According to Jean-Daniel Bancal of CEA Saclay in France, “The Bell test essentially operates as a guarantee.” We “can deduce that the gadget is operating properly” since a defective device would fail the test.
In their investigation, Bancal and associates employed strontium atoms that were electrically charged and entangled and spaced roughly two meters apart. The team announces their findings in the July 28 issue of Nature. Measurements of those ions confirmed that their gadgets were functioning properly, and the researchers created a secret key.
Typically, long-distance transmissions are the intended use of quantum communication. (It would be easy to just walk across the room and tell someone a secret if they were two meters away.) Scarani and associates investigated rubidium atoms that were entangled and 400 meters apart. The researchers write in the same issue of Nature that the configuration had everything necessary to generate a secret key. However, the team did not go through the entire procedure; as a result, it would have taken months to produce a key.
In the third study, which was written up in the Physical Review Letters on July 29th, researchers worked with entangled photons as opposed to atoms or ions. At a distance of up to 220 meters, physicist Wen-Zhao Liu of the University of Science and Technology of China in Hefei and colleagues also proved the capacity to produce keys. Liu claims that doing this with photons is particularly difficult since photons frequently get lost during transmission and detection.
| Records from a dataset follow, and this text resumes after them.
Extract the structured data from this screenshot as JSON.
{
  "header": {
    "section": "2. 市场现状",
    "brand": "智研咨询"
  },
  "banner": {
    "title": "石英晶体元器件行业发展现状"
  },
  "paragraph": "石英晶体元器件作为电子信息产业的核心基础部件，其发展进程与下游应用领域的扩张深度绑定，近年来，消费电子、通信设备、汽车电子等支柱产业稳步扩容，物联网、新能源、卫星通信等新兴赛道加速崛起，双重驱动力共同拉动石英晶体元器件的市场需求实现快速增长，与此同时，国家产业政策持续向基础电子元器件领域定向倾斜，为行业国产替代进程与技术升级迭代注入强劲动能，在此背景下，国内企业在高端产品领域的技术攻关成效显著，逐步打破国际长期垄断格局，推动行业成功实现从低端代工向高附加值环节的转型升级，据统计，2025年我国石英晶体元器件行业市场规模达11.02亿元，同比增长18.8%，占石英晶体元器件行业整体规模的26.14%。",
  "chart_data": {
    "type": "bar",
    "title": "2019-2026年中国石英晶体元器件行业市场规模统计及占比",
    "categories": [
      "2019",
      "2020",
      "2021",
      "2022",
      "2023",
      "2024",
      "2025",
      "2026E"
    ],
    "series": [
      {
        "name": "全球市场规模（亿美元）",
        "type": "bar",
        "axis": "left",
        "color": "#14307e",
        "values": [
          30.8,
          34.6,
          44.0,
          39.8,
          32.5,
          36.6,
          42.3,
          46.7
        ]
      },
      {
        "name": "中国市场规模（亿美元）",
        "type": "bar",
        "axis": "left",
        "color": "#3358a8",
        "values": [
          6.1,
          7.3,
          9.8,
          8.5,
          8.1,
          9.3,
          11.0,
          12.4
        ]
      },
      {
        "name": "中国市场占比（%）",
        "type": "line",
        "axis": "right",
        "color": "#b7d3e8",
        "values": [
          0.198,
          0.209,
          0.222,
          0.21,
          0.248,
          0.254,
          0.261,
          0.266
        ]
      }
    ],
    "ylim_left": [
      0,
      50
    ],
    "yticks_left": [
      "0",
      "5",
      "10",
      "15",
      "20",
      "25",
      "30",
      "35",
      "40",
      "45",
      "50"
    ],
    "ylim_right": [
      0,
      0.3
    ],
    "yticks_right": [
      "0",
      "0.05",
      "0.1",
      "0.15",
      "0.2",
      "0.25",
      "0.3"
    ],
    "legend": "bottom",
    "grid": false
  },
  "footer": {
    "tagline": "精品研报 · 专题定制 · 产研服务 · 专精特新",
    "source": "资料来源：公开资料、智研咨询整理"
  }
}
These methods are considerably more difficult to master, according to physicist Krister Shalm of the National Institute of Standards and Technology in Boulder, Colorado. Loophole-free Bell tests are already a difficult task.
This indicates that the method will not be put to use in practice any time soon, according to University of Geneva physicist Nicolas Gisin, who was not involved in the study.
Nevertheless, Gisin calls device-independent quantum key distribution “a tremendously exciting notion.” Bell tests were created to determine whether quantum physics is indeed as bizarre as it looks, which is a philosophical debate regarding the nature of reality. “This is the beauty,” he continues, “to realize that this now becomes a tool that permits something else.”